Subnet Configuration
- Verify that the subnet utilized by your Elastic Beanstalk surroundings is public.
- Verify that the “Auto-assign public IPv4 handle” setting is enabled for this subnet.
Route Desk
- Confirm that the route desk related together with your public subnet has a path to the Web Gateway (0.0.0.0/0 -> igw-xxxxxxxx).
Safety Group
- Assessment the inbound guidelines of the safety group connected to your Elastic Beanstalk cases.
- Guarantee it permits incoming site visitors on port 80 (HTTP) and/or 443 (HTTPS) from the suitable sources.
- Verify that outbound guidelines enable needed outgoing site visitors.
Community Entry Management Lists (NACLS)
- Assessment the Community ACLS related together with your subnet.
- Guarantee they permit each inbound and outbound site visitors on the mandatory ports.
Elastic Beanstalk Surroundings Configuration
- Confirm that your surroundings is utilizing the right VPC and public subnet within the Elastic Beanstalk console.
EC2 Occasion Configuration
- Confirm that the EC2 cases launched by Elastic Beanstalk have public IP addresses assigned.
Load Balancer Configuration (if relevant)
- When you use a load balancer, guarantee it’s configured appropriately within the public subnet.
- Verify that the load balancer safety group permits incoming site visitors and might talk with the EC2 cases.
Securing your app
Because it stands, your deployed app is seen to anybody on the web who is aware of your deployed EB area identify. That is most likely not what you need. So, what are your choices for securing your app on AWS infrastructure?
1/ Lock the safety group to trusted CIDRs
Within the console, discover the safety group related together with your EB deployment and click on on it. It ought to seem like this,

Be sure you’re on the Inbound Guidelines TAB, select Edit Inbound Guidelines, and alter the supply IP ranges to your company IP ranges or one other set of IP addresses.
2/ Use non-public subnets, inner load balancers and NAT Gateways
It is a more difficult choice to implement and sure requires the experience of your AWS community administrator or deployment specialist.
3/ Utilizing AWS Cognito and an utility load balancer
Once more, it is a extra complicated setup that you simply’ll most likely want help with when you’re not an AWS community guru, however it’s maybe essentially the most sturdy of all of them. The stream is that this:-
A consumer navigates to your public Streamlit URL.

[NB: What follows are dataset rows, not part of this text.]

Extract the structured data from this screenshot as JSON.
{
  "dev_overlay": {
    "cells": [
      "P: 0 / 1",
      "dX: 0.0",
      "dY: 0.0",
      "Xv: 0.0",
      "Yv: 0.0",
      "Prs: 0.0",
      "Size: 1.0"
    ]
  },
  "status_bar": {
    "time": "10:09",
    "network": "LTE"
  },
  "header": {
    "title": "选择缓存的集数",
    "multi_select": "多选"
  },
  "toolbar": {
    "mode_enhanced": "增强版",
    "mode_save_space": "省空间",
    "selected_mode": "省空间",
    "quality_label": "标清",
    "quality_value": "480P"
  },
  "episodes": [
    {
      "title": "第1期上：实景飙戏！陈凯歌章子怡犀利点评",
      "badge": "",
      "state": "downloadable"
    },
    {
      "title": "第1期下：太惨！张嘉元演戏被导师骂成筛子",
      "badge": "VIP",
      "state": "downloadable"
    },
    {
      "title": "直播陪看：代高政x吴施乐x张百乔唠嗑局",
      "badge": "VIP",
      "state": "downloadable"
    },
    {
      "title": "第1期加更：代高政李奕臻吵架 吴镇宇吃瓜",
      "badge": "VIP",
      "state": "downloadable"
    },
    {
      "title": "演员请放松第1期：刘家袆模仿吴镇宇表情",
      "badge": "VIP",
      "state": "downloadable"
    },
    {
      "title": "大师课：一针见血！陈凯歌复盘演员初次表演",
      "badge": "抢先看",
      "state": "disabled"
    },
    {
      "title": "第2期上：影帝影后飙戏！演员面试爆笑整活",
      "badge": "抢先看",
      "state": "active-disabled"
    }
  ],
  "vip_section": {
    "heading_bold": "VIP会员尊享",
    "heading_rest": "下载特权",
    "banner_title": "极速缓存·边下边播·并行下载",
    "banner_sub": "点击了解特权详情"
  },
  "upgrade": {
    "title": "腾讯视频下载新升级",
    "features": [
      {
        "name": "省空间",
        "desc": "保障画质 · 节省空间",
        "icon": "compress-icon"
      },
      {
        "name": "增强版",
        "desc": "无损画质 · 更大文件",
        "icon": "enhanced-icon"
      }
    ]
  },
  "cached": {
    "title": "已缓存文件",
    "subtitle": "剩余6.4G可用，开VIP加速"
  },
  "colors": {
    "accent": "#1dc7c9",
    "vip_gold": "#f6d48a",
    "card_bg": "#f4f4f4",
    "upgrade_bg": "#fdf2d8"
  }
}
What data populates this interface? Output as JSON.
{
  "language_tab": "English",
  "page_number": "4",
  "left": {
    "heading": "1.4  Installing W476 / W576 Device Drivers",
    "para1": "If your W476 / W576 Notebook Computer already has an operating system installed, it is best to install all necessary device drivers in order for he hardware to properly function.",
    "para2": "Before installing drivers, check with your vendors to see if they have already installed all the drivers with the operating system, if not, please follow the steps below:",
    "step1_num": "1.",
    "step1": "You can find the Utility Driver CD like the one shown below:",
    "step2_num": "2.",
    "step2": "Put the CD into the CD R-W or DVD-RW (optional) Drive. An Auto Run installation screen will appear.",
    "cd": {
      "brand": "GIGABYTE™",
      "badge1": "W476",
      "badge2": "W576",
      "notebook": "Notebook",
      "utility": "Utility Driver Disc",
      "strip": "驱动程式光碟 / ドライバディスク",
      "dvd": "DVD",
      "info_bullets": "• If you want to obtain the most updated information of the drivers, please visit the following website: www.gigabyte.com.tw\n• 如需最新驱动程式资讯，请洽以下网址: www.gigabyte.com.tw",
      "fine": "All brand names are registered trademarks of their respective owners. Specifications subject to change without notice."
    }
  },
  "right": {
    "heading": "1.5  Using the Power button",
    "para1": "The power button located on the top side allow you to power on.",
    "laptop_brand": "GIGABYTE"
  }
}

The ALB intercepts the request. It sees that the consumer is both not already logged in or not authenticated.
The ALB routinely redirects the consumer to Cognito to sign up or create an account. Upon profitable login, Cognito redirects the consumer again to your utility URL. The ALB now recognises a sound session and permits the request to proceed to your Streamlit app.
Your Streamlit app solely ever receives site visitors from authenticated customers.
Abstract
On this article, I mentioned deploying a Streamlit dashboard utility I had beforehand written to AWS. The unique app utilised PostgreSQL as its information supply, and I demonstrated methods to swap to utilizing AWS S3 in preparation for deploying the app to AWS.
I mentioned deploying the app to AWS utilizing their Elastic Beanstalk service. I described and defined all the additional information required earlier than deployment, together with the necessity for them to be contained in a zipper archive.
I then briefly defined the Elastic Beanstalk service and described the detailed steps required to make use of it to deploy our Streamlit app to AWS infrastructure. I described the a number of enter screens that wanted to be navigated and confirmed what inputs to make use of at varied phases.
I highlighted some troubleshooting strategies if the app deployment doesn’t go as anticipated.
Lastly, I supplied some recommendations on methods to shield your app from unauthorised entry.
For extra info on Streamlit, take a look at their on-line documention utilizing the hyperlink beneath.
To seek out out extra about creating with Streamlit I present methods to develop a contemporary information dashboard with it within the article linked beneath.